Notice a few things about integers:
-3, -2, -1, 0, 1, 2, 3, 4, 5, 6, 7, 8, 9, 10, 11, 12, 13, 14, 15, 16......
Every number is a multiple of 1
Every second number is a multiple of 2
Every third number is a multiple of 3
Every fourth number is a multiple of 4 and so on...
So if I pick any 3 consecutive integers, one and only one of them will be a multiple of 3: e.g. I pick 4, 5, 6 (6 is a multiple of 3) or I pick 11, 12, 13 (12 is a multiple of 3) etc..
x(x - 1)(x - k) will be evenly divisible by 3 if at least one of x, x - 1 and x - k is a multiple of 3. We know from above, (x - 2)(x - 1)x will have a multiple of 3 in it. Also, (x-1)x(x + 1) will have a multiple of 3 in it because they both are products of 3 consecutive integers. So k can be 2 or -1. Eliminate these options.
Now let me write down consecutive integers around x:
(x-5), (x - 4), (x - 3), (x - 2), (x - 1), x, (x + 1), (x + 2), (x + 3), (x + 4), (x + 5) etc
(x - 2)(x - 1)x will have a multiple of 3 in it. x could be the multiple of 3, (x - 1) could be the multiple of 3 or (x - 2) could be the multiple of 3, in which case (x - 5) will also be a multiple of 3.
So in any case, (x - 5)(x - 1)x will have a multiple of 3 in it. So k can be 5.
Similarly, (x-1)x(x + 1) will have a multiple of 3 in it. x could be the multiple of 3, (x - 1) could be the multiple of 3 or (x + 1) could be the multiple of 3, in which case (x + 4) will also be a multiple of 3.
So in any case, (x - 1)x(x + 4) will have a multiple of 3 in it.
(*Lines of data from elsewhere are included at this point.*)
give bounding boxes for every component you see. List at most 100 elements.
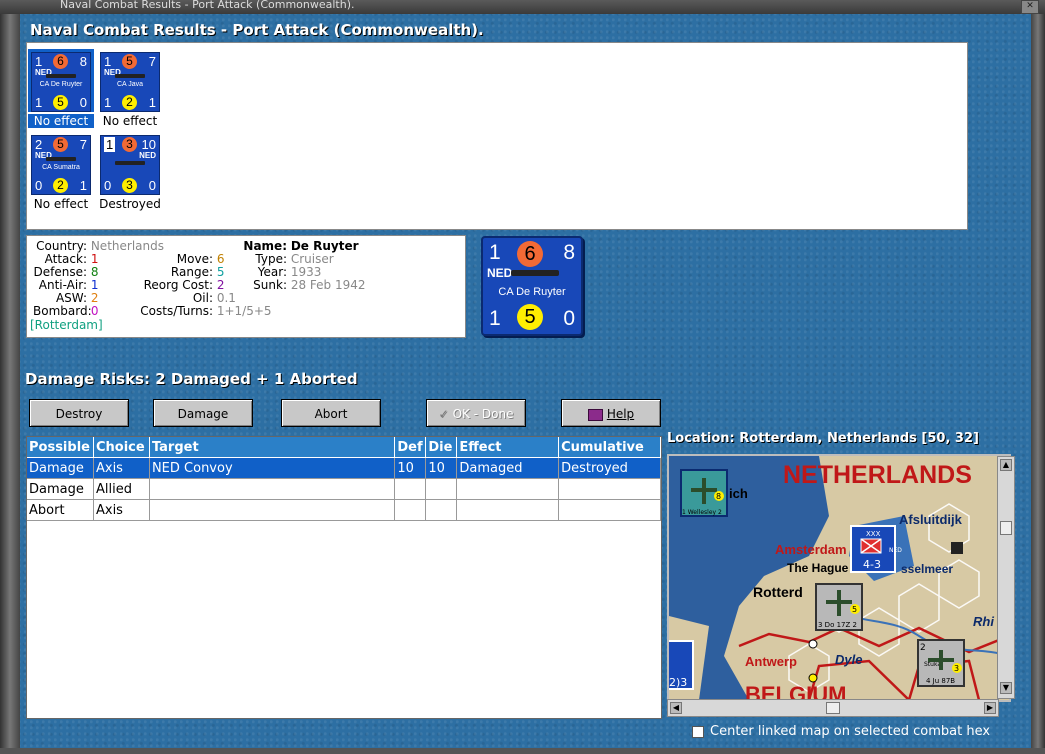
reorg-row: Reorg Cost: 2: [143, 278, 225, 292]
counter-tr: 7: [79, 137, 87, 152]
counter-name: CA De Ruyter: [498, 286, 566, 298]
map-label-dyle: Dyle: [835, 652, 862, 667]
close-icon[interactable]: ✕: [1021, 0, 1039, 14]
scroll-thumb[interactable]: [1000, 521, 1012, 535]
map-label-ijsselmeer: sselmeer: [901, 562, 953, 576]
damage-risks: Damage Risks: 2 Damaged + 1 Aborted: [25, 370, 358, 388]
ship-icon: [46, 157, 76, 161]
ok-done-button[interactable]: ✓ OK - Done: [426, 399, 526, 427]
col-def[interactable]: Def: [394, 437, 427, 458]
left-frame: [0, 14, 20, 754]
fortress-icon: [951, 542, 963, 554]
bombard-row: Bombard: 0: [33, 304, 99, 318]
counter-br: 1: [79, 178, 87, 193]
col-die[interactable]: Die: [425, 437, 458, 458]
counter-tl: 2: [35, 137, 43, 152]
counter-bottom: 2: [53, 178, 68, 193]
map-label-belgium: BELGIUM: [745, 682, 846, 700]
map-unit-partial-left[interactable]: 2)3: [669, 640, 694, 690]
bottom-frame: [0, 748, 1045, 754]
counter-br: 0: [79, 95, 87, 110]
map-horizontal-scrollbar[interactable]: ◀ ▶: [667, 699, 999, 717]
counter-tl: 1: [104, 54, 112, 69]
damage-button[interactable]: Damage: [153, 399, 253, 427]
counter-nation: NED: [139, 151, 156, 160]
col-choice[interactable]: Choice: [93, 437, 150, 458]
counter-attack: 3: [122, 137, 137, 152]
unit-result: No effect: [33, 197, 89, 211]
counter-tl: 1: [35, 54, 43, 69]
scroll-up-icon[interactable]: ▲: [1000, 459, 1012, 471]
svg-text:1 Wellesley 2: 1 Wellesley 2: [682, 509, 722, 516]
map-vertical-scrollbar[interactable]: ▲ ▼: [997, 456, 1015, 699]
ship-icon: [46, 74, 76, 78]
ship-icon: [115, 74, 145, 78]
svg-text:2: 2: [920, 643, 926, 653]
panel-title: Naval Combat Results - Port Attack (Comm…: [30, 21, 484, 39]
location-label: Location: Rotterdam, Netherlands [50, 32…: [667, 431, 979, 446]
map-label-netherlands: NETHERLANDS: [783, 461, 972, 489]
destroy-button[interactable]: Destroy: [29, 399, 129, 427]
year-row: Year: 1933: [257, 265, 322, 279]
scroll-right-icon[interactable]: ▶: [984, 702, 996, 714]
counter-attack: 5: [122, 54, 137, 69]
col-effect[interactable]: Effect: [456, 437, 560, 458]
unit-tile[interactable]: 2 5 7 NED CA Sumatra 0 2 1 No effect: [28, 135, 94, 211]
map-unit-stuka[interactable]: 2 Stuka 3 4 Ju 87B: [917, 639, 965, 687]
counter-bottom: 2: [122, 95, 137, 110]
center-map-checkbox[interactable]: Center linked map on selected combat hex: [692, 724, 990, 739]
svg-text:XXX: XXX: [866, 530, 881, 538]
map-unit-ned-corps[interactable]: XXX NED 4-3: [850, 525, 902, 573]
country-row: Country: Netherlands: [36, 239, 164, 253]
help-button[interactable]: Help: [561, 399, 661, 427]
counter-name: CA Sumatra: [42, 164, 80, 171]
scroll-down-icon[interactable]: ▼: [1000, 682, 1012, 694]
city-dot: [808, 673, 818, 683]
costs-row: Costs/Turns: 1+1/5+5: [140, 304, 272, 318]
counter-nation: NED: [487, 266, 513, 280]
counter-tr: 7: [148, 54, 156, 69]
table-header-row: Possible Choice Target Def Die Effect Cu…: [27, 437, 661, 458]
selection-highlight: 1 6 8 NED CA De Ruyter 1 5 0: [28, 49, 94, 112]
counter-br: 1: [148, 95, 156, 110]
counter-bottom: 3: [122, 178, 137, 193]
scroll-left-icon[interactable]: ◀: [670, 702, 682, 714]
map-label-hague: The Hague: [787, 561, 849, 575]
unit-tile[interactable]: 1 6 8 NED CA De Ruyter 1 5 0 No effect: [28, 49, 94, 128]
unit-counter: 1 3 10 NED 0 3 0: [100, 135, 160, 195]
right-frame: [1031, 14, 1045, 754]
map-unit-wellesley[interactable]: 8 1 Wellesley 2: [680, 469, 728, 517]
unit-info-box: Country: Netherlands Attack: 1 Defense: …: [26, 235, 466, 338]
map-label-afsluitdijk: Afsluitdijk: [899, 512, 963, 527]
svg-text:4 Ju 87B: 4 Ju 87B: [926, 677, 955, 685]
map-label-rhine: Rhi: [973, 614, 994, 629]
unit-tile[interactable]: 1 5 7 NED CA Java 1 2 1 No effect: [97, 49, 163, 128]
table-row[interactable]: Damage Axis NED Convoy 10 10 Damaged Des…: [27, 457, 661, 479]
scroll-thumb[interactable]: [826, 702, 840, 714]
col-possible[interactable]: Possible: [27, 437, 94, 458]
asw-row: ASW: 2: [55, 291, 99, 305]
counter-tr: 8: [79, 54, 87, 69]
move-row: Move: 6: [176, 252, 225, 266]
counter-attack: 5: [53, 137, 68, 152]
window-titlebar: Naval Combat Results - Port Attack (Comm…: [0, 0, 1045, 14]
table-row[interactable]: Damage Allied: [27, 478, 661, 500]
map-unit-do17[interactable]: 5 3 Do 17Z 2: [815, 583, 863, 631]
counter-bl: 1: [35, 95, 43, 110]
svg-text:4-3: 4-3: [863, 558, 881, 571]
col-cumulative[interactable]: Cumulative: [558, 437, 661, 458]
defense-row: Defense: 8: [33, 265, 99, 279]
counter-name: CA De Ruyter: [39, 81, 83, 88]
counter-bl: 0: [35, 178, 43, 193]
svg-text:8: 8: [716, 492, 721, 501]
checkbox-box[interactable]: [692, 725, 704, 738]
unit-counter: 1 6 8 NED CA De Ruyter 1 5 0: [31, 52, 91, 112]
counter-tr: 10: [141, 137, 156, 152]
linked-map[interactable]: NETHERLANDS Afsluitdijk Amsterdam The Ha…: [667, 454, 1011, 702]
abort-button[interactable]: Abort: [281, 399, 381, 427]
name-row: Name: De Ruyter: [243, 239, 359, 253]
table-row[interactable]: Abort Axis: [27, 499, 661, 521]
unit-result: Destroyed: [99, 197, 161, 211]
unit-tile[interactable]: 1 3 10 NED 0 3 0 Destroyed: [97, 135, 163, 211]
col-target[interactable]: Target: [149, 437, 396, 458]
So k can be -4.
We cannot say whether (x-1)x(x + 2) will have a multiple of 3 in it and hence if k = -2, we cannot say whether the product is evenly divisible by 3.
Answer (B).
Quote:
Plz Could you please explain how x-5 will also be a multiple of 3. I couldnot understand that part.
If (x - 2) is a multiple of 3, (x - 5), a number 3 places away from (x - 5) will also be divisible by 3.
Say (x - 2) = 9 (a multiple of 3)
then (x - 5) = 6 (previous multiple of 3)
Hi Karishma, Initially I was trying the same method only, though I could not figure out the following scenario (x-1) x (x+1) (x+2), now say (x-1) is divisible by 3, in that case (x+2) i.e. k = -2 will also be divisible by 3 and hence in that case (x-1) x (x+2) would be evenly divisible by 3. Could you please tell me what am I missing here?